Obfuscation resistance: The possibility (available to the user) to change parameters such as the decremental value, the length of the sliding window or the block size prevents attackers from figuring out which byte string would generate a trigger point. Additionally, as there is no limit in the size of the signature generated by SiSe, it is irrelevant if attackers insert at the beginning of the file 63 (or more) trigger points (see Section 4.2 and Section 5.2).

(C4)

Content swapping detection: In case data blocks are moved within the file, SiSe readily detects those movements, as shown in the ad-hoc signature tests (see Section 4.3).

(C5)

Comparison of files of different sizes: Thanks to the modes made available in the implementation (comparison of two content files, two signature files, and one content file and one signature file), SiSe can compare files of very different sizes (see Section 6 and Section 7). However, it must be noted that, given that the score provided by SiSe ranges from 0 to 100, in practice comparing files where the length proportion is greater that 100 (e.g., 1 megabyte and 100 megabytes) will in most cases produce a comparison score of 0, as the content of the larger file also found in the smaller file is expected to be less than $1\%$.

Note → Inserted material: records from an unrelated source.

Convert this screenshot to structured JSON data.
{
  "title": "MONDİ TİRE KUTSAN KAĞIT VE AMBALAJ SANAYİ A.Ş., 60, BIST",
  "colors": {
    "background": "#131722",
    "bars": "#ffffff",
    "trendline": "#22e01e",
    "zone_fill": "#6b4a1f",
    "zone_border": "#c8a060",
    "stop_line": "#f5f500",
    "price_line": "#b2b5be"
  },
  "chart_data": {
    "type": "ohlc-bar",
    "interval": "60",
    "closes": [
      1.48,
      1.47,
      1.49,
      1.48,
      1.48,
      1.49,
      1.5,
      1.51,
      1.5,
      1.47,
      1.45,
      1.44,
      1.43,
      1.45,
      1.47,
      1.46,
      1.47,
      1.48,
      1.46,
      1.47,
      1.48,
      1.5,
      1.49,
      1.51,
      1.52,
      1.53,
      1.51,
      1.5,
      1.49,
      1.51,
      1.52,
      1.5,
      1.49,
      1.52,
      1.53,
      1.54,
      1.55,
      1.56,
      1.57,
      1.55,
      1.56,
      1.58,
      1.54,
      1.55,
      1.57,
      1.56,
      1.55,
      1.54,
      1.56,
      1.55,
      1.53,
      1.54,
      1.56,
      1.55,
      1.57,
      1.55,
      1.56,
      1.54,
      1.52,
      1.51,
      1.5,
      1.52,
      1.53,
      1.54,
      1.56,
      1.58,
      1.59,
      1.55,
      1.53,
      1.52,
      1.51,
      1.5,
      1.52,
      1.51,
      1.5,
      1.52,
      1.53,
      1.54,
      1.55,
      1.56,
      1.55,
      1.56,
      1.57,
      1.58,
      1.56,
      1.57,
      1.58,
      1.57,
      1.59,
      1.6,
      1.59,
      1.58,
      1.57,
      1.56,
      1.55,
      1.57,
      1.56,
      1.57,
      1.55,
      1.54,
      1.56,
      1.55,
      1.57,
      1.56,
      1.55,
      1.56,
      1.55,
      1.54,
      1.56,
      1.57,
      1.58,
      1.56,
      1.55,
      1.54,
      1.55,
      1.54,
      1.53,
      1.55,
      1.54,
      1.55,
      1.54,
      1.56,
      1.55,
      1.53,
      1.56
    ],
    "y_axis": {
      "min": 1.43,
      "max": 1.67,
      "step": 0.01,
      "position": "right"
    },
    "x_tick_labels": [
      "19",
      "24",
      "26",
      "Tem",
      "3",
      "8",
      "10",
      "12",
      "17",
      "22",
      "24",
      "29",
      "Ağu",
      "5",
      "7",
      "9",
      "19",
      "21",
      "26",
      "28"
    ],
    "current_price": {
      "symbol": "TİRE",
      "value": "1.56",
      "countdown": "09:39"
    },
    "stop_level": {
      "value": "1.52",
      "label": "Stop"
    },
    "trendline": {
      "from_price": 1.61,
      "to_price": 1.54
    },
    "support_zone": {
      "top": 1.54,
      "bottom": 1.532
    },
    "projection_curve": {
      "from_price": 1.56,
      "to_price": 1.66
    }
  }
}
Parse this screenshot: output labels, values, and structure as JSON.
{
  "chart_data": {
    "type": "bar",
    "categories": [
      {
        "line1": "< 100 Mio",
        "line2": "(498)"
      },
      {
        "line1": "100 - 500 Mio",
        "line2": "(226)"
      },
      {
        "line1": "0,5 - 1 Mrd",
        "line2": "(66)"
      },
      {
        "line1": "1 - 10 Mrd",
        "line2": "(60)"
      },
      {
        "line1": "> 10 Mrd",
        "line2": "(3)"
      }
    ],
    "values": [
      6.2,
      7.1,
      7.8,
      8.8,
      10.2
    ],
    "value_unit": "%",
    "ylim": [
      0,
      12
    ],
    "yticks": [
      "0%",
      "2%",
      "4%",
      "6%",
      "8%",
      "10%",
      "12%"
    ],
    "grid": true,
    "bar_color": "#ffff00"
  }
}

In the implementation of SiSe we have limited the maximum length to 2560 double characters for performance reasons, though given that the algorithm computes the initial block size with the goal to obtain a leading signature of 64 double characters, the number of files potentially affected by that limitation is practicable negligible.

Our algorithm, which can be applied to forensic operations in different types of digital media, shows results appropriately adapted to the similarity definition that we have used along this contribution. Our implementation is only slower than ssdeep when managing very small files, and faster than the other three algorithms in the rest of cases, specially when computing the signature of large files. Additionally, the signatures generated by our algorithm are much smaller than the ones of sdhash and, to a lesser extent, LZJD, making it more suitable for processing sets of large files.

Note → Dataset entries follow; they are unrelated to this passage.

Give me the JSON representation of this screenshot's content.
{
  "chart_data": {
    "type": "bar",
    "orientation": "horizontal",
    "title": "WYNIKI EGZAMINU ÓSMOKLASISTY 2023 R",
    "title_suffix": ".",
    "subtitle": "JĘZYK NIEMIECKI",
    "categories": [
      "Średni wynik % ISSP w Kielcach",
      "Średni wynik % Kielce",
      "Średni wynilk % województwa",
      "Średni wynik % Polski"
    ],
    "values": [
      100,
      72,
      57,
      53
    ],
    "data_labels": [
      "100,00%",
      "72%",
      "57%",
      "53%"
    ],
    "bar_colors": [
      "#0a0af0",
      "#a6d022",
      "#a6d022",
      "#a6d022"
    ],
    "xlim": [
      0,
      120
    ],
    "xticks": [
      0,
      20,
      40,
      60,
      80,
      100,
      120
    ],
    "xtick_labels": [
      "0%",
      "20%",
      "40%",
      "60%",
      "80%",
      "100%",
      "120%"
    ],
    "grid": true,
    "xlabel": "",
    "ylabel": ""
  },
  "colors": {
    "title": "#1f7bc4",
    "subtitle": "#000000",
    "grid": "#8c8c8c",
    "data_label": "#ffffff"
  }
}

From a practical standpoint, SiSe is able to compare files without imposing any limitation to their respective size, which consequently allows us to use it in many different situations (e.g., detecting plagiarism, searching for a list of items inside a much larger document, looking for malware hidden in executable files, etc.). Besides, it is able to detect the resemblance in some special cases where the other algorithms considered in this contribution fail.

In our opinion, according to the previously mentioned features, our proposal is a good alternative to the most common tools used nowadays (i.e., ssdeep, sdhash, and LZJD) for evaluating files, producing a clear value representing the similarity degree, specially when the goal is to obtain accurate information about the percentage of a file included in another file.